The ongoing research into the utility of ctDNA in various cancer contexts has exemplified the necessity for continuous advancement in methodologies and understanding of ctDNA dynamics. For example, Cipriani noted a cohort study that examined the utility of ctDNA for monitoring drug responses and resistance in several cancer types, including colorectal and ovarian cancers. Results from these studies emphasized that ctDNA detection after surgical intervention can have robust prognostic implications for patient survival, making it an increasingly critical component for post-surgical surveillance.

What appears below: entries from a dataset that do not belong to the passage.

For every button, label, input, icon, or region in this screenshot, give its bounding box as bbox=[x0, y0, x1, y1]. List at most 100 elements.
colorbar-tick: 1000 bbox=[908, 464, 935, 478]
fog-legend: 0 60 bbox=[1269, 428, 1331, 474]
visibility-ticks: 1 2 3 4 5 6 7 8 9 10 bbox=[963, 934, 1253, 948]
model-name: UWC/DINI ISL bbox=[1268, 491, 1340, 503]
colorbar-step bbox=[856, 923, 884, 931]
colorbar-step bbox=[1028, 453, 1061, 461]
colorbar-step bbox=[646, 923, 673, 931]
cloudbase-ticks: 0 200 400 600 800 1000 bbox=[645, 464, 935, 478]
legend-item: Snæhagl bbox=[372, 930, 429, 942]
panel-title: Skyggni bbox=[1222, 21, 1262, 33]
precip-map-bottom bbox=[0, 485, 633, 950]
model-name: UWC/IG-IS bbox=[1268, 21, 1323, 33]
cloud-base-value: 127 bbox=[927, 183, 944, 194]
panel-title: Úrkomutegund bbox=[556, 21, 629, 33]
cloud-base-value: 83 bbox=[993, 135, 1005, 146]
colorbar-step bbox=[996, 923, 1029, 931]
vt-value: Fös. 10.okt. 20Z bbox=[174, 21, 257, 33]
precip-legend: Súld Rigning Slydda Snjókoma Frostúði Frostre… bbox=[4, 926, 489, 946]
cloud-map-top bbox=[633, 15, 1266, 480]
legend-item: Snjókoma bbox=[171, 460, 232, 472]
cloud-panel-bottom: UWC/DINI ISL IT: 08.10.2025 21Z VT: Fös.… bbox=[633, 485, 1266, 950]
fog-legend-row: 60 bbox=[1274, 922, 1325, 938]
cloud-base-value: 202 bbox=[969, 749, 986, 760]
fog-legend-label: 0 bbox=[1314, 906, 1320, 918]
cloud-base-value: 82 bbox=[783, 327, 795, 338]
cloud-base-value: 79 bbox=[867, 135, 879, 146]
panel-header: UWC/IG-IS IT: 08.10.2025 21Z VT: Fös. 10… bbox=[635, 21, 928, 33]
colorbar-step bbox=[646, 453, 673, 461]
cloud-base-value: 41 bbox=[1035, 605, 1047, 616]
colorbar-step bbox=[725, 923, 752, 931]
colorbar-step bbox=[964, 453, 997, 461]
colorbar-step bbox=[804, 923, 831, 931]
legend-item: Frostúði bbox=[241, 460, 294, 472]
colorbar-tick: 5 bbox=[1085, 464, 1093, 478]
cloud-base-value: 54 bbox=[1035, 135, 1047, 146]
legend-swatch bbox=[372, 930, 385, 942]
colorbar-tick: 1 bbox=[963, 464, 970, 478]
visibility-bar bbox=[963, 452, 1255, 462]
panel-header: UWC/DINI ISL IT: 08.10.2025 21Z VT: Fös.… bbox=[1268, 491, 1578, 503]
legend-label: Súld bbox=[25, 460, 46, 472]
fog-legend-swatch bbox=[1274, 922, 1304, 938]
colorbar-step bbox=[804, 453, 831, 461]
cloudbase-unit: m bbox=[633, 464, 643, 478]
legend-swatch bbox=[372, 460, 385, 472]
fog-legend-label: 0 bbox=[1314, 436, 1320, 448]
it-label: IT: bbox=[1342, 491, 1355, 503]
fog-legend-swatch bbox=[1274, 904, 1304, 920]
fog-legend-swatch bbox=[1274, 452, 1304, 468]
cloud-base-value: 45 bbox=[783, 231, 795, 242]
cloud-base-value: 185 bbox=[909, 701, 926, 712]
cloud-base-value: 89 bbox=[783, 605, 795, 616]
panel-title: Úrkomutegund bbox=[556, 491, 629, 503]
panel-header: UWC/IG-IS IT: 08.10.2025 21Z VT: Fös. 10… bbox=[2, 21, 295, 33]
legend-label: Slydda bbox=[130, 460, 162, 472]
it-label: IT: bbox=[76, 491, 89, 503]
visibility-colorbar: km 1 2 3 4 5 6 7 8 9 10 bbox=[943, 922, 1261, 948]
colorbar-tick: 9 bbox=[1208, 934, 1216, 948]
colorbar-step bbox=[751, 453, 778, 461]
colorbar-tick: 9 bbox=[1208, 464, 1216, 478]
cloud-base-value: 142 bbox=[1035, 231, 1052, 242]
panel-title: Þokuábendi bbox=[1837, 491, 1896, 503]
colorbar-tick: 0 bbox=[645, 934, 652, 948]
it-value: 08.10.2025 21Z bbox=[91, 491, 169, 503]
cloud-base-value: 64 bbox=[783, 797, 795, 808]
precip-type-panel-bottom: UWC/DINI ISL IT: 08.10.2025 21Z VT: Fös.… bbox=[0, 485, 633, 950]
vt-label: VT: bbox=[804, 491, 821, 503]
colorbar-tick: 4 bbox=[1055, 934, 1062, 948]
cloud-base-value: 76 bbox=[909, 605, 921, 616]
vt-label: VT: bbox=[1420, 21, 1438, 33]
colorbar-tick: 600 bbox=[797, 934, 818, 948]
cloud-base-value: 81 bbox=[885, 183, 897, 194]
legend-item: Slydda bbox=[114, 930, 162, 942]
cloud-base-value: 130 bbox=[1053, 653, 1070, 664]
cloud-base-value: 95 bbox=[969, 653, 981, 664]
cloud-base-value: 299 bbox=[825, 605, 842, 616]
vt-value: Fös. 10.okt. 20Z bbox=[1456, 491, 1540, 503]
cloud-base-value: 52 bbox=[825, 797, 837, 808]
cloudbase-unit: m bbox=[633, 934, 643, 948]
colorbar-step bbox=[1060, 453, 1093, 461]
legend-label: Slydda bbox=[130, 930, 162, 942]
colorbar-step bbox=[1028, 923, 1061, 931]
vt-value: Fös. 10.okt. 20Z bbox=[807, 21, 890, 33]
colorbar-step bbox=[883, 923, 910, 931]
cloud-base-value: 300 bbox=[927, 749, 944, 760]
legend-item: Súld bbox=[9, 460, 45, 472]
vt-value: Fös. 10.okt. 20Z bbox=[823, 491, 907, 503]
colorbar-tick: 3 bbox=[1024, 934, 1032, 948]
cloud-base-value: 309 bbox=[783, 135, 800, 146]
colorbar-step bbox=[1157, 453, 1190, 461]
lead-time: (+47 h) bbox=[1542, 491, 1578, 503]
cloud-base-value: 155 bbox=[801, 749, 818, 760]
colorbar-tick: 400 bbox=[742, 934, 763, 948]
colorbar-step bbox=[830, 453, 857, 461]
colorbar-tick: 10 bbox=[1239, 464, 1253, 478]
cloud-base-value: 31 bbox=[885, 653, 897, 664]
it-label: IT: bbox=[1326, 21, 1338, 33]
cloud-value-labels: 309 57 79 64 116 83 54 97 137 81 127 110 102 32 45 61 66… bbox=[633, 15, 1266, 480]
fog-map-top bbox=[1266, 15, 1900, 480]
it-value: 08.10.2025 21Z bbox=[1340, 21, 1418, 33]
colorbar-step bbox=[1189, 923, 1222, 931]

Throughout the discussion, the presentation also addressed the economic implications of using ctDNA testing in clinical practice. While the potential benefits for patient outcomes are clear, barriers such as test costs and access to comprehensive genomic profiling remain significant challenges. These considerations necessitate a careful assessment of the cost-effectiveness and overall impact of ctDNA testing on population health, particularly in the context of precision medicine. The integration of ctDNA testing must be reflective of its ability to enhance individualized care, which remains a cornerstone of oncology practice.

Ultimately, ctDNA testing holds the potential to transform cancer diagnosis and treatment management. Despite the current limitations and challenges, including variability in sensitivity and the complexities of interpreting results, ctDNA shows promise as an integral tool in the oncology pharmacist's arsenal. The potential applications for ctDNA—as a marker for early cancer detection, a means of MRD assessment post-treatment, and a method for monitoring response to therapy—indicate its evolving role in cancer care. As our understanding of ctDNA grows, it is likely that these assays will become increasingly relevant, aiding in efforts towards personalized cancer treatment strategies.

“I think tissue-based testing remains the gold standard for genetic testing, but ctDNA really has an evolving role. I think it's pretty standard as an alternative, or to be used concurrent in advanced disease,” Cipriani said. “The data for monitoring response and resistance is evolving. I think these MRD assays are going to become really important in the near future. You're going to see a lot published on that. Then I also think it's going to be leveraged to develop early detection assays, but I think that's going to come later.”

Cipriani provided a take-home to the room, recommending pharmacists pause and ask some questions about the methodology behind the testing when used in oncology care.

“It is really so important to make sure that the test that was ordered was appropriate, and you're applying the results based on what the literature is sharing,” Cipriani said.

REFERENCE
Zangardi M, Cipriani A. Following the Trail of Blood: Utility of Circulating Tumor DNA (ctDNA) Across the Cancer Care Continuum. Presented at: Hematology/Oncology Pharmacy Association (HOPA) 2025 Annual Conference; Portland, Oregon; April 9-12, 2025.